For SSH, you need an account on the repository system.  But HTTPS, HTTP, and the plain svn protocols don't need accounts.  See Subversion Mirror Sites.


----------



## sossego (Oct 17, 2013)

`svn co $PATH_TO_PORTS /usr/ports`


I'm assuming that I will need to write down the SSL fingerprint. Yes, I won't have a working system to check it from the Internet for a few moments.
The ports directory will have to be created before Subversion checkout, right?
I want to make sure that I'm doing things right is all.


----------



## wblock@ (Oct 17, 2013)

sossego said:
			
		

> `svn co $PATH_TO_PORTS /usr/ports`



Yes.



> 1. I'm assuming that I will need to write down the SSL fingerprint. Yes, I won't have a working system to check it from the internet for a few moments.



No, just compare it to what is shown in the mirrors section and then either accept it or reject it.  If you accept it permanently, it will be stored.

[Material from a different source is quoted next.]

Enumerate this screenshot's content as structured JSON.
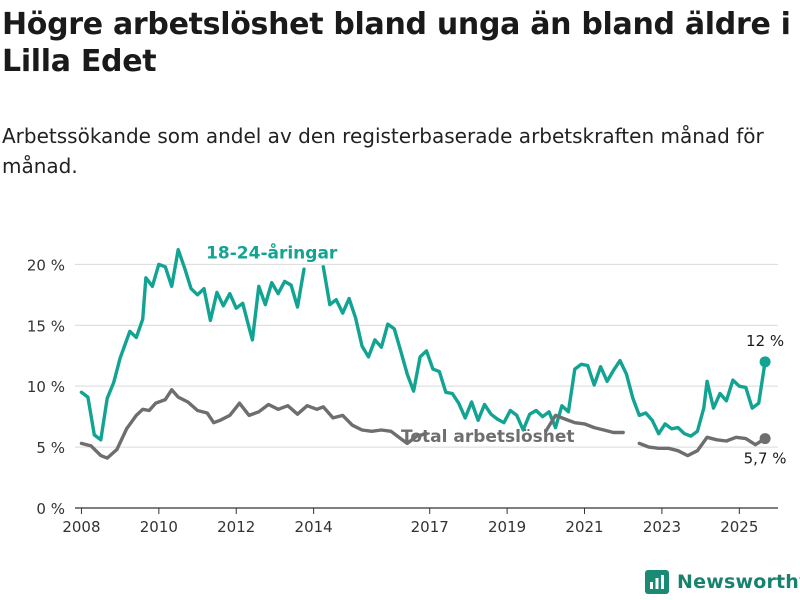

> 2. The ports directory will have to be created before subversion checkout, right?



No, `svn` will create it.  If the directory is already present, make sure it's empty before the checkout.


----------



## sossego (Oct 17, 2013)

Subversion is now a part of the base system and replaced cvs/csup or am I wrong?

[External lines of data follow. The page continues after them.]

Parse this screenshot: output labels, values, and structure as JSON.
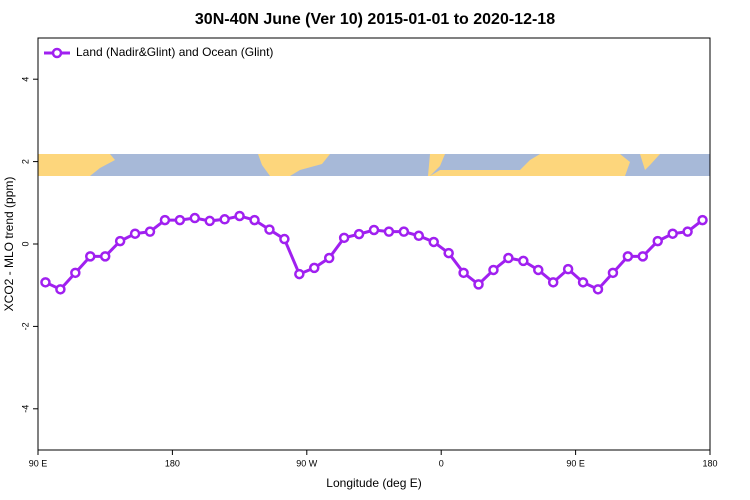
{
  "chart_data": {
    "type": "line",
    "title": "30N-40N June (Ver 10)   2015-01-01 to 2020-12-18",
    "x_label": "Longitude (deg E)",
    "y_label": "XCO2 - MLO trend (ppm)",
    "x": [
      95,
      105,
      115,
      125,
      135,
      145,
      155,
      165,
      175,
      185,
      195,
      205,
      215,
      225,
      235,
      245,
      255,
      265,
      275,
      285,
      295,
      305,
      315,
      325,
      335,
      345,
      355,
      365,
      375,
      385,
      395,
      405,
      415,
      425,
      435,
      445,
      455,
      465,
      475,
      485,
      495,
      505,
      515,
      525,
      535
    ],
    "series": [
      {
        "name": "Land (Nadir&Glint) and Ocean (Glint)",
        "color": "#a020f0",
        "values": [
          -0.93,
          -1.1,
          -0.7,
          -0.3,
          -0.3,
          0.07,
          0.25,
          0.3,
          0.58,
          0.58,
          0.63,
          0.56,
          0.6,
          0.68,
          0.58,
          0.35,
          0.12,
          -0.73,
          -0.58,
          -0.34,
          0.15,
          0.24,
          0.34,
          0.3,
          0.3,
          0.2,
          0.05,
          -0.22,
          -0.7,
          -0.98,
          -0.63,
          -0.34,
          -0.41,
          -0.63,
          -0.93,
          -0.61,
          -0.93,
          -1.1,
          -0.7,
          -0.3,
          -0.3,
          0.07,
          0.25,
          0.3,
          0.58
        ]
      }
    ],
    "xlim": [
      90,
      540
    ],
    "xticks": [
      {
        "value": 90,
        "label": "90 E"
      },
      180,
      {
        "value": 270,
        "label": "90 W"
      },
      {
        "value": 360,
        "label": "0"
      },
      {
        "value": 450,
        "label": "90 E"
      },
      {
        "value": 540,
        "label": "180"
      }
    ],
    "ylim": [
      -5,
      5
    ],
    "yticks": [
      -4,
      -2,
      0,
      2,
      4
    ],
    "legend": "top-left"
  }
}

I've mounted the ISO and see svnlite entries. The commands are the same, yes?


----------



## ShelLuser (Oct 17, 2013)

sossego said:
			
		

> Subversion is now a part of the base system and replaced cvs/csup or am I wrong?

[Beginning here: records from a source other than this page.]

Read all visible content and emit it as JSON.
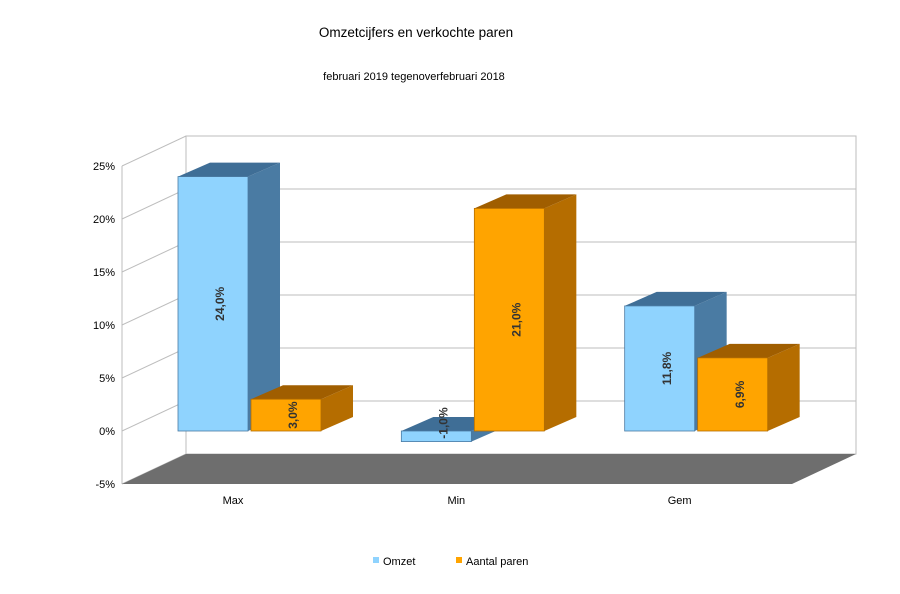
{
  "chart_data": {
    "type": "bar",
    "title": "Omzetcijfers en verkochte paren",
    "subtitle": "februari 2019 tegenoverfebruari 2018",
    "categories": [
      "Max",
      "Min",
      "Gem"
    ],
    "series": [
      {
        "name": "Omzet",
        "values": [
          24.0,
          -1.0,
          11.8
        ],
        "labels": [
          "24,0%",
          "-1,0%",
          "11,8%"
        ]
      },
      {
        "name": "Aantal paren",
        "values": [
          3.0,
          21.0,
          6.9
        ],
        "labels": [
          "3,0%",
          "21,0%",
          "6,9%"
        ]
      }
    ],
    "ylim": [
      -5,
      25
    ],
    "yticks": [
      25,
      20,
      15,
      10,
      5,
      0,
      -5
    ],
    "ytick_labels": [
      "25%",
      "20%",
      "15%",
      "10%",
      "5%",
      "0%",
      "-5%"
    ],
    "grid": true,
    "legend": "bottom",
    "colors": {
      "omzet_front": "#8fd3fe",
      "omzet_side": "#4a7ba3",
      "omzet_top": "#3f6e96",
      "paren_front": "#ffa400",
      "paren_side": "#b56d00",
      "paren_top": "#a05e00",
      "floor": "#6e6e6e",
      "grid": "#bdbdbd"
    }
  }
}
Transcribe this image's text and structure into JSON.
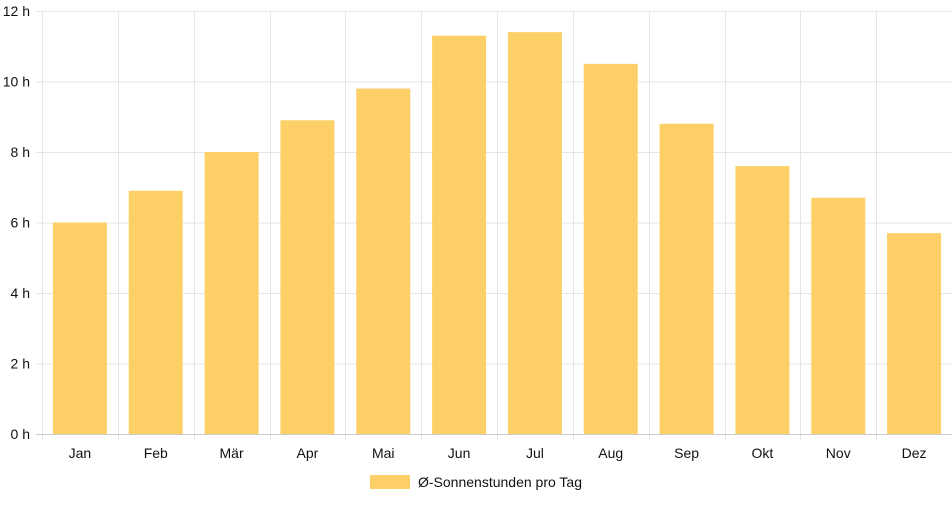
{
  "chart_data": {
    "type": "bar",
    "categories": [
      "Jan",
      "Feb",
      "Mär",
      "Apr",
      "Mai",
      "Jun",
      "Jul",
      "Aug",
      "Sep",
      "Okt",
      "Nov",
      "Dez"
    ],
    "series": [
      {
        "name": "Ø-Sonnenstunden pro Tag",
        "values": [
          6.0,
          6.9,
          8.0,
          8.9,
          9.8,
          11.3,
          11.4,
          10.5,
          8.8,
          7.6,
          6.7,
          5.7
        ]
      }
    ],
    "ylim": [
      0,
      12
    ],
    "yticks": [
      0,
      2,
      4,
      6,
      8,
      10,
      12
    ],
    "ytick_suffix": " h",
    "grid": true,
    "legend_position": "bottom-center",
    "colors": {
      "bar": "#fdd067",
      "grid": "#e5e5e5",
      "axis": "#cccccc"
    }
  }
}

Not wrong, just a little too anxious, like me 

At the moment svn hasn't become part of the base system yet, but it has replaced /usr/bin/cvs functionality-wise. I pondered the same thing when building version 9.2: "_Why do I have to compile CVS though I'll never be using it?_" 

My guess is that Subversion will eventually become part of the base system in a future release. But I also think that it might take a while before it fully replaces CVS there.


----------



## kpa (Oct 17, 2013)

There's already svnlite(1) in the base in 10.0-BETA1 that should be functionally the same as the full SVN when used in client mode. Yes there's no CVS anymore in FreeBSD 10 allthough csup(1) seems to be still around.

Only the committers need an account at svn.freebsd.org so they can commit their work to the repository, others can use the repository or its mirrors in read-only mode without an account.

http://www.freebsd.org/doc/en_US.ISO8859-1/books/handbook/svn-mirrors.html


----------